8 Mayıs 2018

en ucu - cabo da roca


Söz vermişsem tutarım. 2003 yılında Rhode Island'da çektiğim videoları birlikte izlerken, o bana kıskançlıkla bakarken, ona söz vermiştim, bir daha okyanus görecek olursam yanımda sen de olacaksın diye. Portekiz'e gideceğim belli olunca İlkay'a dedim hadi birlikte gidiyoruz. Lizbon okyanus kıyısında değil ama Portekiz öyle. Kokusunu izler yine buluruz okyanusu. Hem orası hep görmek istediği albatrosların en olası yer değil mi Avrupa'da? Çok uğraşmadım ikna etmeye. Haspam zaten çoktan hazırmış ben çalışırken gezmeye. Bana ne gam! İlkay olsun da yanımda... 


Lizbon'a indik, hiç sektirmeden tren istasyonuna. Oradan da Sintra'ya. Bavulları otele bıraktıktan sonra hemen Cabo da Roca'ya gitmek üzere bir otobüse bindik.
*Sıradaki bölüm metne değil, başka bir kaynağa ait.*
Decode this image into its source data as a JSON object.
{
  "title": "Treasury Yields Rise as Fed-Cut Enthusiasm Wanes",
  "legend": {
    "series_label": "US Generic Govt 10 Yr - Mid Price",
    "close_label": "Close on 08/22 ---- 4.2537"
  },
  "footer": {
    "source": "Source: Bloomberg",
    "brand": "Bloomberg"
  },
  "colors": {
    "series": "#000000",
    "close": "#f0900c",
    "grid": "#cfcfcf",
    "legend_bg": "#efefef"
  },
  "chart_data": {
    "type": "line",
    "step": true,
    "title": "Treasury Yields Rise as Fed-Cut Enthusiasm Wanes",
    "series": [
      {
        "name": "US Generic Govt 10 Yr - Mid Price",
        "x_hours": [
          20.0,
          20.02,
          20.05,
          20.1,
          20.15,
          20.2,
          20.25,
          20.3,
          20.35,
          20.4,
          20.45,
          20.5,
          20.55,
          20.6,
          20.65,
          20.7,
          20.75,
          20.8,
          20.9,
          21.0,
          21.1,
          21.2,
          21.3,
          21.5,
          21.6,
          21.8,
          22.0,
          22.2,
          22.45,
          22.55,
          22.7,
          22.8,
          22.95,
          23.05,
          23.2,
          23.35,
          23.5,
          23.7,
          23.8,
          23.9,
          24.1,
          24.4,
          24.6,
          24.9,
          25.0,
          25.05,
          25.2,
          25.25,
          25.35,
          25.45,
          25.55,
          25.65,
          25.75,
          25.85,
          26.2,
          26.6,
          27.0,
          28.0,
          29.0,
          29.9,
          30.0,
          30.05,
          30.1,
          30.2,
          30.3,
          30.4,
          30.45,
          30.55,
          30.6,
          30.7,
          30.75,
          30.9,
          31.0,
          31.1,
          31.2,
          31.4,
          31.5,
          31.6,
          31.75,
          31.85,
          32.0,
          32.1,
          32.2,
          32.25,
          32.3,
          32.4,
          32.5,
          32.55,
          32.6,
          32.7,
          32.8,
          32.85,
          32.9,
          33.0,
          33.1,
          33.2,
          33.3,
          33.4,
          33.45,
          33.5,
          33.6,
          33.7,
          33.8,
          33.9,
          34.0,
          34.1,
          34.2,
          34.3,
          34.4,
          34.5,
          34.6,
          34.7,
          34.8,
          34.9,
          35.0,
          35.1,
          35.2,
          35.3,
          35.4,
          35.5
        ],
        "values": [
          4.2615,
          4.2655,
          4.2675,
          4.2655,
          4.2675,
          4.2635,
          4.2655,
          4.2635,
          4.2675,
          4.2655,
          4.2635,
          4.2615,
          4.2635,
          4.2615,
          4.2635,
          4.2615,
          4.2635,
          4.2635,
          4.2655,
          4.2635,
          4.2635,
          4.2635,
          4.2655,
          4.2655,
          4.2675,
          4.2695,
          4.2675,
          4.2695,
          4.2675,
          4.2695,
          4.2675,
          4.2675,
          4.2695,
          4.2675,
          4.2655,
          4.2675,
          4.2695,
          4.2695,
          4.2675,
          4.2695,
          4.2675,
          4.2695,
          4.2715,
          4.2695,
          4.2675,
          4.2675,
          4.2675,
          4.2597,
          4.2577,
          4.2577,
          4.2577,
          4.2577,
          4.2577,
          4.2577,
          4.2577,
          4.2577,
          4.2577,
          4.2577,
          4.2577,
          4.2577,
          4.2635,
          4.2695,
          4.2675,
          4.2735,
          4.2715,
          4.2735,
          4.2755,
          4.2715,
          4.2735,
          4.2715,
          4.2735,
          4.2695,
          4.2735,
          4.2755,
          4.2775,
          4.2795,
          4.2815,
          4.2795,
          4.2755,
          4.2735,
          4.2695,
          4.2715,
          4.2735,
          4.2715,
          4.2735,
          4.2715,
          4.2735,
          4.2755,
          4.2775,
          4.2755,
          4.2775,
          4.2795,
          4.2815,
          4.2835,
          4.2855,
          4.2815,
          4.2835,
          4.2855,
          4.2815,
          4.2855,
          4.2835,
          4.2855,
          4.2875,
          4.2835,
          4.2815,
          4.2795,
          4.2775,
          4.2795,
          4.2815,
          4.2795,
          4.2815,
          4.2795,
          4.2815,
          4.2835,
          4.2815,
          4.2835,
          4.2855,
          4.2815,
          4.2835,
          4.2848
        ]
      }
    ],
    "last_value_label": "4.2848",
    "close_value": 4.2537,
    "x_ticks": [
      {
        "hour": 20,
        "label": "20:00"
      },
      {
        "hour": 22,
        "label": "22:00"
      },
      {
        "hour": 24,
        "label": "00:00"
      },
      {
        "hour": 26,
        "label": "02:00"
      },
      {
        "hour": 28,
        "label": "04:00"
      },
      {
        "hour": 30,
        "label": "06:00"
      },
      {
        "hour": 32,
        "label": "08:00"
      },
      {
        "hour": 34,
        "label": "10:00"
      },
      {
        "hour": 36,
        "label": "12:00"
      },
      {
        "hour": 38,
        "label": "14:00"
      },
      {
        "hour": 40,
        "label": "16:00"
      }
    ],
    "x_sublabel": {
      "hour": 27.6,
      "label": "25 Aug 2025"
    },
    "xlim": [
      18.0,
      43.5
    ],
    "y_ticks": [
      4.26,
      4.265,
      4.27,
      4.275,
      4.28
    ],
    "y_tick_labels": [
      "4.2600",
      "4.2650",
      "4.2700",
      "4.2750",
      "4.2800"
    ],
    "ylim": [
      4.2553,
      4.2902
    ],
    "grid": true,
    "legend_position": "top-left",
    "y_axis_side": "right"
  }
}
Dağlardan, ormanlardan ve pek özendiğimiz köylerin arasından geçip istediğimiz yere ulaştık. Akşam üzeri, soğuk ve rüzgarlı. Bizim için çok da dert! Ben İlkay'ı Avrupa'da okyanusu en uçsuz bucaksız görebileceği yere getirmişim ya, o okyanusların ardını merak edip yelken açan gözü kara denizcilerden daha büyük iş başarmış saydım kendimi.